What Topics Are Tested?

What Are the Common Exam Traps in This Section?

How Ardelia Structures These Practice Questions

Ardelia's question bank contains 300+ Closing & Settlement practice questions covering federal closing regulations, Texas title insurance rules, deed types, and closing calculations. Each question includes:

The adaptive engine tracks your accuracy on calculation-based closing questions separately from conceptual questions. If proration math is your weak point, your sessions will route more closing calculation scenarios until your confidence score improves.

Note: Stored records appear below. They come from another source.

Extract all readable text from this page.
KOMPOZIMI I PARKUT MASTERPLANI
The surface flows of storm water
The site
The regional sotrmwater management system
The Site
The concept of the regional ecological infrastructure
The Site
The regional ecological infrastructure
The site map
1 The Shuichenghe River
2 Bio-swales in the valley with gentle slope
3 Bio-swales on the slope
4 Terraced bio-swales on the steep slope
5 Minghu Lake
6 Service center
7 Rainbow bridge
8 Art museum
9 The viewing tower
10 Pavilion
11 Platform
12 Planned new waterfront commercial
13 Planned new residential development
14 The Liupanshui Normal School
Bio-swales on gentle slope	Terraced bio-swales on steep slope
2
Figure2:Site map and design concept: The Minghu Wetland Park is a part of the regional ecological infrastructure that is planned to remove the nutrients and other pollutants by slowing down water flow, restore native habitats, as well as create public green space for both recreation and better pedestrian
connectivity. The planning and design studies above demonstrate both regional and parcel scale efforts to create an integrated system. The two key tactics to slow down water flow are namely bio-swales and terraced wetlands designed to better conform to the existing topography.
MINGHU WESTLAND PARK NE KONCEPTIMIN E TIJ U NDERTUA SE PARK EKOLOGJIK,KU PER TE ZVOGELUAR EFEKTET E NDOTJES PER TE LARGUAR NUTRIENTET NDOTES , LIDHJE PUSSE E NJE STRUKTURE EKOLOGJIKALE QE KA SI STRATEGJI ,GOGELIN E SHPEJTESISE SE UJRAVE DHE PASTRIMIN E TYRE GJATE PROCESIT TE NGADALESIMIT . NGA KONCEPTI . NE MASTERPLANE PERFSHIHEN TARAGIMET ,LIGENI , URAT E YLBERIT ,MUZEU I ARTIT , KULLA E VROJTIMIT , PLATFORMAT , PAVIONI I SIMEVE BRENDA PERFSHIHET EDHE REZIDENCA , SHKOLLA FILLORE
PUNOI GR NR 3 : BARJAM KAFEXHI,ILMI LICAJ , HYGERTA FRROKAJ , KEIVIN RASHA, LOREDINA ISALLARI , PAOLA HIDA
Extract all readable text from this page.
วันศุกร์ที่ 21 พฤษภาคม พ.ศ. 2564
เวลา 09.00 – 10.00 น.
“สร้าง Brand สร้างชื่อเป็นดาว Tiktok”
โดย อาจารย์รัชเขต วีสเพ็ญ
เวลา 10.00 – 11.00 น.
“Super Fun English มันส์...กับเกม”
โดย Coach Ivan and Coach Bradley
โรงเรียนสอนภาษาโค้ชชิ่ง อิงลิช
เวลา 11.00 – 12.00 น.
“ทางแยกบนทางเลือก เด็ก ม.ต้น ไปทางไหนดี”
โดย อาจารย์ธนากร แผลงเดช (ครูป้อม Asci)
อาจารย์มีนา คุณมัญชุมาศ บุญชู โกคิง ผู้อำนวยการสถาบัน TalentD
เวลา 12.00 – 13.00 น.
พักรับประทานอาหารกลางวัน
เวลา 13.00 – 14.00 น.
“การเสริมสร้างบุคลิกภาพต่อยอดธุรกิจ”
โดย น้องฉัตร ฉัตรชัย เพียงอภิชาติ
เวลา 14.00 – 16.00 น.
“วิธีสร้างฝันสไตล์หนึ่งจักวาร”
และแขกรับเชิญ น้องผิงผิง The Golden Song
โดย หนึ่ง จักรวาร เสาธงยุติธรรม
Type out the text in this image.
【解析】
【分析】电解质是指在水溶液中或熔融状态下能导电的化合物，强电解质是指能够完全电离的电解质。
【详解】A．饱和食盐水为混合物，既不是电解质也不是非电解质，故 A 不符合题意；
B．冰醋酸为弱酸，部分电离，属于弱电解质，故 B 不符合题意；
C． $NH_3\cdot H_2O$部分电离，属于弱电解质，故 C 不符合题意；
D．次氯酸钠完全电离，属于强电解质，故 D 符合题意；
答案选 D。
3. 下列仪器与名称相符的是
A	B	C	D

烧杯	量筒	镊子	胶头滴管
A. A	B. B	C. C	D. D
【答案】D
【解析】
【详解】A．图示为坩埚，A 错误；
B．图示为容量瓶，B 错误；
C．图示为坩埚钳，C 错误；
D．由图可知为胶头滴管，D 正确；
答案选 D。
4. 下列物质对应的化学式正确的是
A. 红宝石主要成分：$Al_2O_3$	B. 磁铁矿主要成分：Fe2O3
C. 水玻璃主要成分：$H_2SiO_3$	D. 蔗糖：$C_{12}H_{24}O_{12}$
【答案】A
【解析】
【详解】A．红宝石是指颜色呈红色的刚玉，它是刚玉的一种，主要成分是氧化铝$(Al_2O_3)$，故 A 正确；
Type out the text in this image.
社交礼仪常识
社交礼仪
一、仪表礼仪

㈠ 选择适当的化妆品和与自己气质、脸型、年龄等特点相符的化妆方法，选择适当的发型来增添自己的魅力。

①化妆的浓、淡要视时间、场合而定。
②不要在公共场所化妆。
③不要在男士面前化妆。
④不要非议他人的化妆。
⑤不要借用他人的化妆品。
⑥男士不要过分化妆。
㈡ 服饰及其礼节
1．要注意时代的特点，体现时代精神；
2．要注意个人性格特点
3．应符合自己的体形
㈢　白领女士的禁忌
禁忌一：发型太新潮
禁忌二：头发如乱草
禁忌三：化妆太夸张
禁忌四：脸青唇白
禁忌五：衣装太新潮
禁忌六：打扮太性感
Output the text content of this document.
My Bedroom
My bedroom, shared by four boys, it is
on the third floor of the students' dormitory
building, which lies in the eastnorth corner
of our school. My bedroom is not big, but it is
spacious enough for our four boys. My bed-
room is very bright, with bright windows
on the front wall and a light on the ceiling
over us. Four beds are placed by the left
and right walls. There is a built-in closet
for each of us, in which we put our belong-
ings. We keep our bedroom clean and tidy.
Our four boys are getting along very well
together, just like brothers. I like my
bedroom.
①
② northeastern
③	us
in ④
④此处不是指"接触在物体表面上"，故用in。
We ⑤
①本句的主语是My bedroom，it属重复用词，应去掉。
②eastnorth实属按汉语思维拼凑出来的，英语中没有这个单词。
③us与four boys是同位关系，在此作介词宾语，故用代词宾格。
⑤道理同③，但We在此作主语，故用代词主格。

Frequently Asked Questions

Who pays for title insurance in Texas?
In Texas, it is customary for the seller to pay for the owner's title insurance policy that protects the buyer. The buyer typically pays for the mortgagee's (lender's) title insurance policy if financing is involved. Title insurance rates in Texas are set by the Texas Department of Insurance — all title companies must charge the same filed rates and cannot negotiate pricing. This is different from most other states where the buyer pays for the owner's policy.
What is the difference between a general warranty deed and a special warranty deed?
A general warranty deed provides the strongest buyer protection — the grantor warrants title against all claims, including those that arose before the grantor owned the property. A special warranty deed limits the warranty to claims arising only during the grantor's period of ownership. The grantor makes no promises about what happened to the title before they acquired it. The general warranty deed is most common in Texas residential transactions.
How are property taxes prorated at closing in Texas?
Because taxes are paid in arrears, at closing the seller owes a credit to the buyer for the portion of the year's taxes that accrued during the seller's ownership but have not yet been paid. For example, if the property closes on July 1, the seller would credit the buyer for approximately six months of taxes. The exact amount depends on the annual tax rate and the agreed proration method.
When must the Closing Disclosure be provided?
The Closing Disclosure must be delivered to the buyer at least three business days before the loan closes. For the Closing Disclosure, business days are all calendar days except Sundays and federal holidays — Saturday counts as a business day. If certain changes occur after the CD is issued (such as an APR increase of more than 0.125%), a new CD must be issued and the three-business-day clock resets.